Я отнесся к этому несочувственно, своего плана не имел, так как ждал пароходов из Крыма. Не нашел он сочувствия и среди других офицеров.

Полковник Певнев был признан отличным офицером-артиллеристом Кубанского Войска, почему и был назначен командиром Войсковой учебной батареи. Оказывается, офицеры Кубанского военного училища предложили ему место с женой на «Бештау».

— А для моих казаков-батарейцев место там есть? — спросил он.

— Нет, есть место только для Вас и Вашей супруги, — ответили.

— Ну, если нет места для моих казаков, нет его и для меня, я остаюсь здесь со своими казаками, — сказал он.

Что предшествовало «миру с красными»?

Посмотрим — как тогда думали и говорили старшие генералы.

21 декабря 1919 года генерал Врангель, перед отъездом на Кубань для формирования Кубанских конных корпусов, на станции Нахичевань (под Ростовом) зашел в вагон к генералу Романовскому, начальнику штаба генерала Деникина, и спросил его: «Отдает ли себе главнокомандующий ясный отчет в том, насколько положение грозно?» — и получил ответ Романовского: «Что же Вы хотите — не может же главнокомандующий признаться в том, что дело потеряно»233.

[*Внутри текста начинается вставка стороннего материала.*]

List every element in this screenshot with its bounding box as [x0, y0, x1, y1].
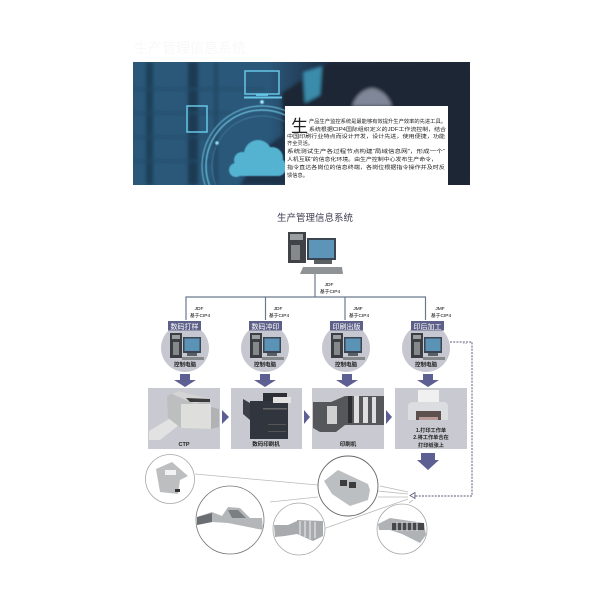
- protocol labels: JDF: [195, 306, 203, 312]
- panel: printer: 2.将工作单合在: [413, 433, 449, 441]
- station 3: plate making: 控制电脑: [335, 360, 357, 368]
- station 3: plate making: 印刷出版: [332, 322, 360, 331]
- machine circle: binder: [377, 504, 427, 554]
- intro text box: 指令直达各岗位的信息终端，各岗位根据指令操作并及时反: [287, 163, 445, 171]
- finishing connector lines: [195, 474, 413, 529]
- station 1: digital proofing: [161, 321, 209, 372]
- station 3: plate making: [322, 321, 370, 372]
- protocol labels: JMF: [353, 306, 363, 312]
- intro text box: 齐全灵活。: [287, 139, 313, 147]
- large down arrow: [417, 453, 439, 470]
- intro text box: 生: [291, 117, 308, 136]
- protocol labels: ···: [463, 342, 468, 347]
- panel: printer: [395, 388, 467, 449]
- protocol labels: 基于CIP4: [349, 312, 369, 319]
- down arrows: [174, 374, 439, 387]
- intro text box: 中国印刷行业特点而设计开发，设计先进，使用便捷，功能: [287, 132, 445, 140]
- protocol labels: JDF: [325, 282, 333, 288]
- protocol labels: 基于CIP4: [320, 288, 340, 295]
- machine circle: stitcher: [318, 456, 378, 516]
- machine circle: cutter: [146, 454, 194, 504]
- dashed feedback arrow: [410, 342, 472, 498]
- intro text box: 系统根据CIP4国际组织定义的JDF工作流控制，结合: [309, 125, 447, 133]
- protocol labels: 基于CIP4: [269, 312, 289, 319]
- icon: desktop monitor: [244, 71, 282, 98]
- station 4: post-press: 印后加工: [414, 322, 442, 331]
- protocol labels: [190, 282, 468, 347]
- panel: digital press: 数码印刷机: [252, 440, 280, 448]
- panel: printing press: 印刷机: [340, 440, 357, 448]
- protocol labels: 基于CIP4: [431, 312, 451, 319]
- side arrows: [222, 410, 392, 424]
- station 1: digital proofing: 数码打样: [170, 322, 198, 331]
- station 1: digital proofing: 控制电脑: [174, 360, 196, 368]
- station 4: post-press: 控制电脑: [415, 360, 437, 368]
- protocol labels: 基于CIP4: [190, 312, 210, 319]
- panel: printer: 1.打印工作单: [416, 426, 446, 434]
- intro text box: 馈信息。: [287, 171, 308, 179]
- station 4: post-press: [402, 321, 450, 372]
- panel: digital press: [231, 388, 302, 449]
- station 2: digital printing: 控制电脑: [254, 360, 276, 368]
- faint page heading: 生产管理信息系统: [134, 40, 246, 56]
- panel: printer: 打印纸张上: [418, 441, 444, 449]
- intro text box: [285, 106, 448, 185]
- intro text box: 产品生产监控系统是最能够有效提升生产效率的先进工具。: [309, 117, 446, 125]
- chart title: 生产管理信息系统: [277, 212, 353, 224]
- station 2: digital printing: 数码冲印: [252, 322, 280, 331]
- hero image panel: [133, 62, 470, 185]
- machine circle: folder: [196, 486, 264, 554]
- station 2: digital printing: [241, 321, 289, 372]
- machine circle: collator: [273, 503, 325, 555]
- icon: cloud: [229, 140, 286, 177]
- intro text box: 系统测试生产各过程节点构建“局域信息网”，形成一个“: [287, 147, 445, 155]
- icon: tablet: [187, 106, 207, 132]
- intro text box: 人机互联”的信息化环境。由生产控制中心发布生产命令，: [287, 155, 437, 163]
- panel: printing press: [312, 388, 384, 449]
- protocol labels: JMF: [435, 306, 445, 312]
- network rings: [200, 99, 285, 185]
- panel: CTP: [148, 388, 220, 449]
- panel: CTP: CTP: [178, 442, 190, 448]
- network connector lines: [186, 274, 426, 320]
- protocol labels: JDF: [274, 306, 282, 312]
- icon: central server computer: [288, 232, 343, 274]
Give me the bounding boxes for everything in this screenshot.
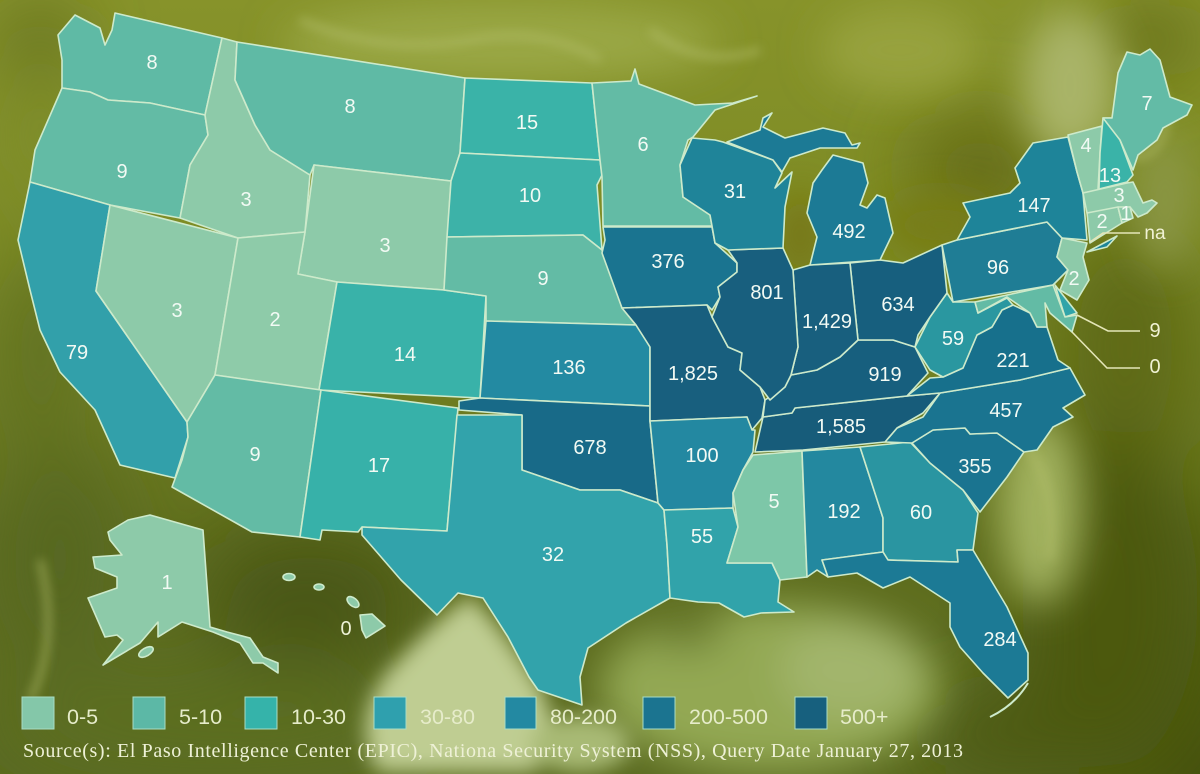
state: South Dakota: 10 [519,185,541,207]
state: Tennessee [755,393,940,452]
callout: na: na [1144,223,1166,244]
state: Pennsylvania: 96 [987,257,1009,279]
state: Kansas: 136 [552,357,586,379]
state: New Hampshire [1099,118,1133,189]
state: South Carolina [912,428,1024,512]
state: Nebraska [444,235,636,325]
state: Washington: 8 [146,52,158,74]
state: California: 79 [66,342,88,364]
state: Kansas [480,321,650,406]
state: South Carolina: 355 [958,456,992,478]
state: Iowa [602,227,737,310]
state: New York [957,137,1087,240]
state: Vermont: 4 [1080,135,1092,157]
legend item: 5-10: 5-10 [179,705,222,729]
state: Illinois: 801 [750,282,784,304]
state: Indiana [791,263,858,375]
state: Massachusetts: 3 [1113,185,1125,207]
state: Utah: 2 [269,309,281,331]
state: Colorado: 14 [394,344,416,366]
state: Louisiana: 55 [691,526,713,548]
state: Minnesota [592,69,757,226]
state: North Carolina [885,368,1085,452]
legend item: 30-80 [374,697,475,729]
state: Kentucky: 919 [868,364,902,386]
state: New York: 147 [1017,195,1051,217]
legend item: 500+ [795,697,888,729]
state: West Virginia [915,293,1013,377]
state: Pennsylvania [942,222,1068,302]
state: Idaho [180,38,310,238]
state: Ohio: 634 [881,294,915,316]
callout: 9 [1077,315,1161,342]
state: Wisconsin [680,138,792,250]
state: Mississippi [727,451,807,580]
state: Montana: 8 [344,96,356,118]
state: Texas: 32 [542,544,564,566]
legend item: 80-200: 80-200 [550,705,617,729]
state: Wyoming: 3 [379,235,391,257]
state: Hawaii [283,574,385,640]
source note: Source(s): El Paso Intelligence Center (EPIC), Nationa Security System (NSS), Query Date January 27, 2013 [23,740,963,762]
state: Louisiana [664,508,794,617]
state: New Hampshire: 13 [1099,165,1121,187]
state: Delaware [1055,285,1077,317]
state: New Jersey: 2 [1068,268,1080,290]
state: Illinois [712,248,798,400]
state: Wyoming [298,165,451,290]
state: Connecticut: 2 [1096,211,1108,233]
callout: 0 [1072,332,1161,378]
state: Minnesota: 6 [637,134,649,156]
legend item: 80-200 [505,697,617,729]
callout: 0: 0 [1149,356,1161,378]
state: Montana [235,42,465,181]
state: Nevada: 3 [171,300,183,322]
state: Vermont [1068,126,1102,193]
state: Missouri: 1,825 [668,363,718,385]
state: California [18,182,188,478]
state: Rhode Island: 1 [1120,203,1132,225]
state: Oregon [30,88,208,218]
state: Connecticut [1087,207,1122,243]
state: Alaska [88,515,278,673]
state: Wisconsin: 31 [724,181,746,203]
state: Washington [58,13,222,115]
state: Maine [1103,49,1192,170]
state: New Jersey [1057,238,1089,300]
state: Texas [362,415,670,705]
legend item: 10-30: 10-30 [291,705,346,729]
state: Maine: 7 [1141,93,1153,115]
state: Kentucky [763,340,928,417]
state: Mississippi: 5 [768,491,780,513]
legend item: 200-500: 200-500 [689,705,768,729]
legend item: 5-10 [133,697,222,729]
state: Utah [215,232,337,390]
state: Michigan: 492 [832,221,866,243]
state: Oregon: 9 [116,161,128,183]
callout: na [1090,223,1166,244]
state: North Carolina: 457 [989,400,1023,422]
state: Idaho: 3 [240,189,252,211]
state: New Mexico [300,390,458,540]
state: Georgia: 60 [910,502,932,524]
state: Oklahoma: 678 [573,437,607,459]
legend item: 500+: 500+ [840,705,888,729]
state: West Virginia: 59 [942,328,964,350]
callout: 9: 9 [1149,320,1161,342]
state: Virginia: 221 [996,350,1030,372]
state: Alabama: 192 [827,501,861,523]
state: Arizona [172,375,321,537]
state: Colorado [319,282,486,398]
state: Hawaii: 0 [340,618,352,640]
state: Iowa: 376 [651,251,685,273]
state: Maryland [975,285,1077,332]
legend item: 30-80: 30-80 [420,705,475,729]
legend item: 0-5 [22,697,98,729]
icon: Florida Keys [990,683,1028,717]
state: Alabama [802,447,883,577]
state: Georgia [860,442,978,562]
state: Nebraska: 9 [537,268,549,290]
state: Nevada [96,205,238,422]
state: Missouri [622,305,765,430]
state: Florida [822,550,1028,698]
icon: Long Island [1087,236,1117,252]
state: Florida: 284 [983,629,1017,651]
legend item: 200-500 [643,697,768,729]
state: New Mexico: 17 [368,455,390,477]
state: Tennessee: 1,585 [816,416,866,438]
state: North Dakota: 15 [516,112,538,134]
legend item: 0-5: 0-5 [67,705,98,729]
state: Oklahoma [459,398,658,503]
state: North Dakota [460,78,600,160]
state: Alaska: 1 [161,572,173,594]
state: Arkansas [650,417,755,510]
legend item: 10-30 [245,697,346,729]
state: Arkansas: 100 [685,445,719,467]
state: Virginia [907,305,1070,396]
legend [22,697,888,729]
state: Indiana: 1,429 [802,311,852,333]
state: Massachusetts [1083,182,1157,217]
state: South Dakota [447,153,602,250]
state: Arizona: 9 [249,444,261,466]
state: Ohio [850,245,947,347]
state: Michigan [727,113,893,265]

«О первых ласточках мира с красными» генерал Деникин пишет так: «В один из ближайших дней перед эвакуацией (Новороссийска) ко мне явился генерал Бридж со следующим предложением Английского Правительства: «Так как, по мнению последнего, положение катастрофично и эвакуация в Крым неосуществима, то англичане предлагают мне свое посредничество для заключения перемирия с большевиками». Я ответил: «Никогда»234.